8.7En l’espèce, le Comité note que le requérant affirme qu’un de ses frères a été tué en 2001 en raison de sa prétendue affiliation aux LTTE et qu’il est lui-même soupçonné de soutenir les LTTE parce qu’il a cousu des vêtements pour eux. En même temps, le Comité note que le requérant n’a fourni aucun renseignement concret sur le rôle de son frère au sein des LTTE ni sur tout cas de harcèlement dont ses parents ou lui-même auraient été victimes en raison de l’affiliation de son frère aux LTTE, compte tenu en particulier du fait que l’armée sri-lankaise était installée sur une partie de leurs terres depuis le début du conflit. Il note également que, depuis 2001, année où son frère a été tué, le requérant a continué de vivre à Sri Lanka pendant huit ans avant de partir pour l’Inde avec un passeport et un visa en cours de validité. De plus, rien dans le dossier ne donne à penser que le requérant a été arrêté, torturé ou persécuté par les autorités ou que ces dernières l’ont recherché avant ou après son départ en 2009. Les proches du requérant vivent toujours dans leur maison familiale à Trincomalee et le requérant n’a pas signalé de problèmes que ceux-ci auraient pu rencontrer après qu’il a quitté le pays. Le requérant n’a pas expliqué pourquoi les autorités commenceraient à s’intéresser à lui quinze ans après le décès de son frère. Le Comité conclut donc que le requérant n’a pas fourni de preuve de liens avec les LTTE qui lui feraient courir personnellement un risque de torture à Sri Lanka.

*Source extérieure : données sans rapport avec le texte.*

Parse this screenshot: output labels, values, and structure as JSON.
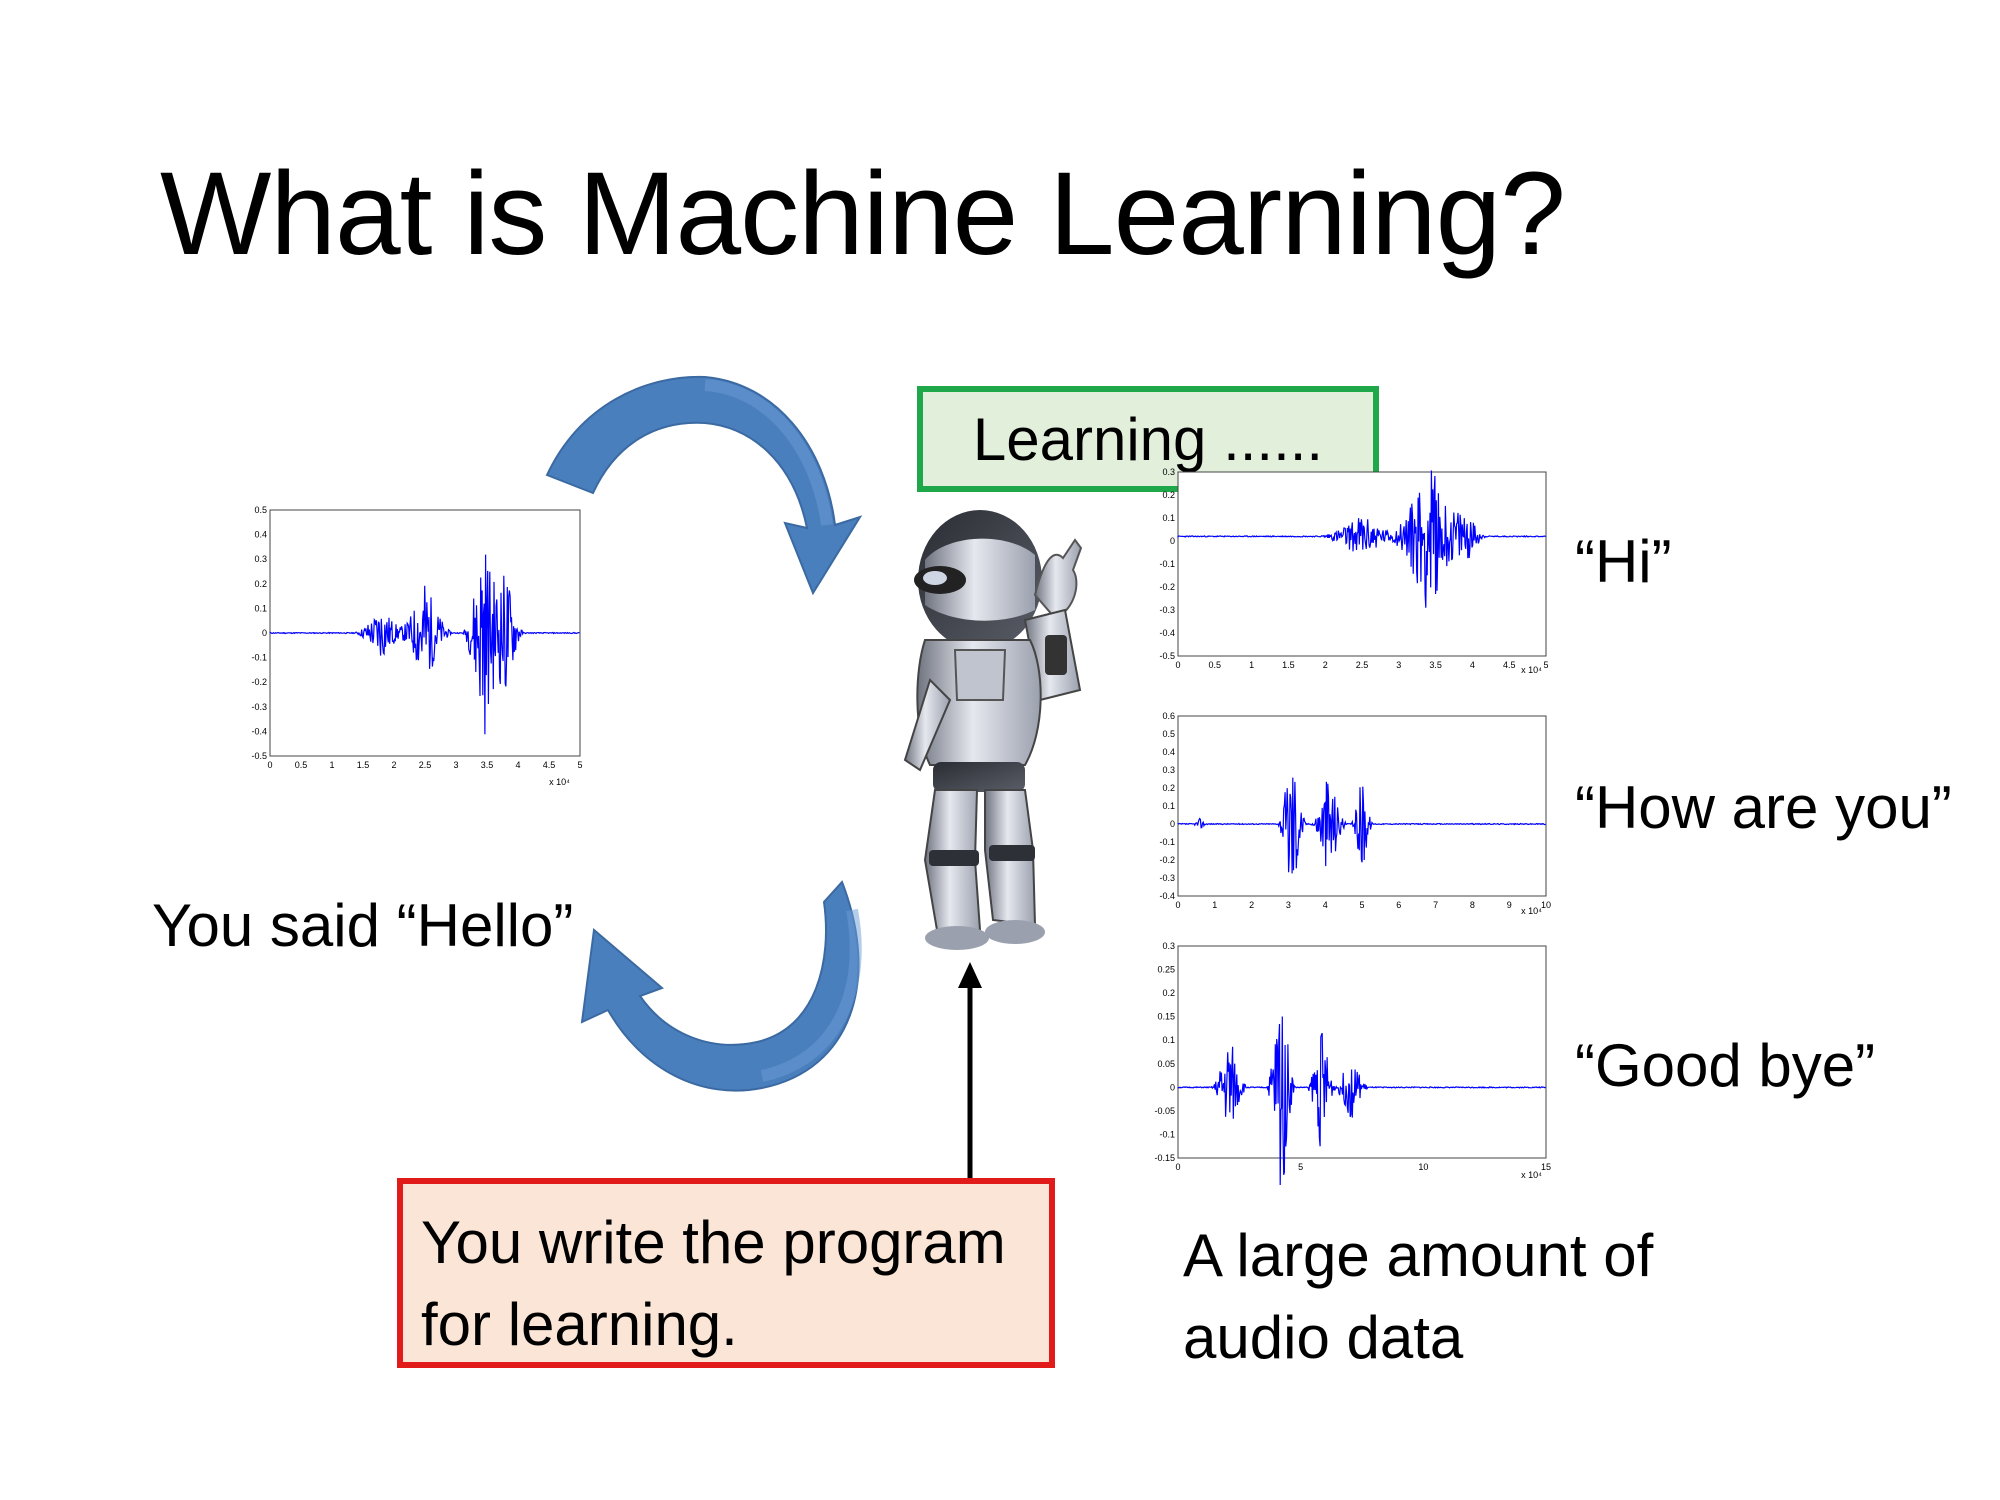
{
  "slide": {
    "title": "What is Machine Learning?",
    "you_said": "You said “Hello”",
    "learning_box": "Learning ......",
    "program_box": [
      "You write the program",
      "for learning."
    ],
    "data_note": [
      "A large amount of",
      "audio data"
    ]
  },
  "samples": [
    {
      "label": "“Hi”"
    },
    {
      "label": "“How are you”"
    },
    {
      "label": "“Good bye”"
    }
  ],
  "plots": {
    "hello": {
      "y_ticks": [
        "0.5",
        "0.4",
        "0.3",
        "0.2",
        "0.1",
        "0",
        "-0.1",
        "-0.2",
        "-0.3",
        "-0.4",
        "-0.5"
      ],
      "x_ticks": [
        "0",
        "0.5",
        "1",
        "1.5",
        "2",
        "2.5",
        "3",
        "3.5",
        "4",
        "4.5",
        "5"
      ],
      "x_mult": "x 10⁴"
    },
    "hi": {
      "y_ticks": [
        "0.3",
        "0.2",
        "0.1",
        "0",
        "-0.1",
        "-0.2",
        "-0.3",
        "-0.4",
        "-0.5"
      ],
      "x_ticks": [
        "0",
        "0.5",
        "1",
        "1.5",
        "2",
        "2.5",
        "3",
        "3.5",
        "4",
        "4.5",
        "5"
      ],
      "x_mult": "x 10⁴"
    },
    "how": {
      "y_ticks": [
        "0.6",
        "0.5",
        "0.4",
        "0.3",
        "0.2",
        "0.1",
        "0",
        "-0.1",
        "-0.2",
        "-0.3",
        "-0.4"
      ],
      "x_ticks": [
        "0",
        "1",
        "2",
        "3",
        "4",
        "5",
        "6",
        "7",
        "8",
        "9",
        "10"
      ],
      "x_mult": "x 10⁴"
    },
    "bye": {
      "y_ticks": [
        "0.3",
        "0.25",
        "0.2",
        "0.15",
        "0.1",
        "0.05",
        "0",
        "-0.05",
        "-0.1",
        "-0.15"
      ],
      "x_ticks": [
        "0",
        "5",
        "10",
        "15"
      ],
      "x_mult": "x 10⁴"
    }
  },
  "colors": {
    "arrow_blue": "#4a7fbd",
    "wave_blue": "#0000ff",
    "green_border": "#1fa84a",
    "red_border": "#e11a1a"
  }
}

8.8Le Comité rappelle que, selon son observation générale no 1, c’est à l’auteur d’une requête qu’il incombe de présenter des arguments défendables (par. 5). De l’avis du Comité, le requérant n’a pas, en l’occurrence, assumé la charge de la preuve comme il le devait.

9.Le Comité, agissant en vertu du paragraphe 7 de l’article 22 de la Convention, conclut que le renvoi du requérant à Sri Lanka par l’État partie ne constituerait pas une violation de l’article 3 de la Convention.